[
https://issues.apache.org/jira/browse/HCATALOG-232?page=com.atlassian.jira.plugin.system.issuetabpanels:comment-tabpanel&focusedCommentId=13192924#comment-13192924
]
Mithun Radhakrishnan commented on HCATALOG-232:
-----------------------------------------------
The bad output-directory is being created in
RCFileMapReduceOutputFormat::getRecordWriter(). Obviously, this is being called
prematurely (i.e. even before the dynamic partition-values have been computed.)

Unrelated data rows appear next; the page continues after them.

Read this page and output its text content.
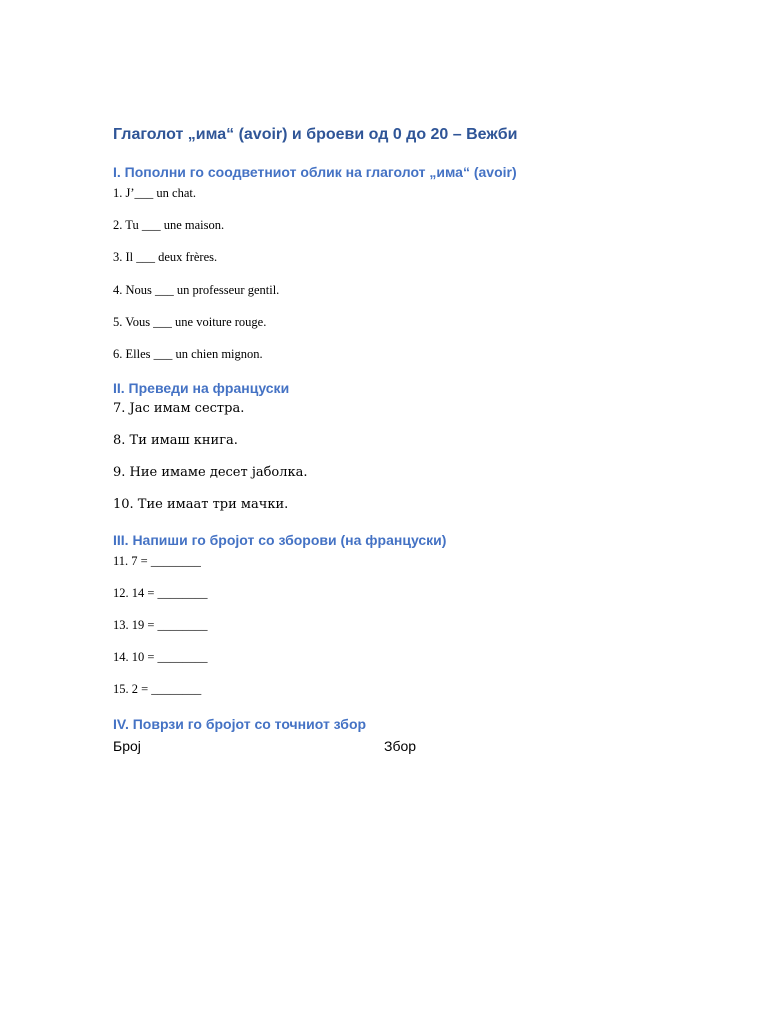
Глаголот „има“ (avoir) и броеви од 0 до 20 – Вежби
I. Пополни го соодветниот облик на глаголот „има“ (avoir)
1. J’___ un chat.
2. Tu ___ une maison.
3. Il ___ deux frères.
4. Nous ___ un professeur gentil.
5. Vous ___ une voiture rouge.
6. Elles ___ un chien mignon.
II. Преведи на француски
7. Јас имам сестра.
8. Ти имаш книга.
9. Ние имаме десет јаболка.
10. Тие имаат три мачки.
III. Напиши го бројот со зборови (на француски)
11. 7 = ________
12. 14 = ________
13. 19 = ________
14. 10 = ________
15. 2 = ________
IV. Поврзи го бројот со точниот збор
Број	Збор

Here's what's changed on this front, between 0.2 and 0.3:
1. In 0.2, HCatOutputFormat::getRecordWriter() would simply return an
HCatRecordWriter instance. HCatRecordWriter's constructor would not call
RCFileMapRedOutputFormat::getRecordWriter() in the dyn-partitions case.
Instead, this is postponed till write() is called.
2. In 0.3, HCatOutputFormat::getRecordWriter() delegates to the underlying
RCFileMapReduceOutputFormat::getRecordWriter(), even when the Map-task is just
being set up. Since the dynamic-part-vals haven't been computed yet, a new
directory (with part-vals set to HIVE_DEFAULT_PARTITION) is created. This
messes up how the output-directory is walked and the dynamic-partitions are
registered.
The key is to postpone the call to
RCFileMapReduceOutputFormat::getRecordWriter(), until the dyn-par-vals are good
and ready.
I'll post a patch for this shortly.
> Dynamic Partitioning broken: keys set to HIVE_DEFAULT_PARTITION
> ---------------------------------------------------------------
>
> Key: HCATALOG-232
> URL: https://issues.apache.org/jira/browse/HCATALOG-232
> Project: HCatalog
> Issue Type: Bug
> Components: mapreduce
> Affects Versions: 0.3
> Reporter: Mithun Radhakrishnan
>
> Looks like dynamic-partitioning is broken with 0.3. This is a regression from
> 0.2.
> Consider 2 tables (say source_search_Uberwald and target_search_Uberwald)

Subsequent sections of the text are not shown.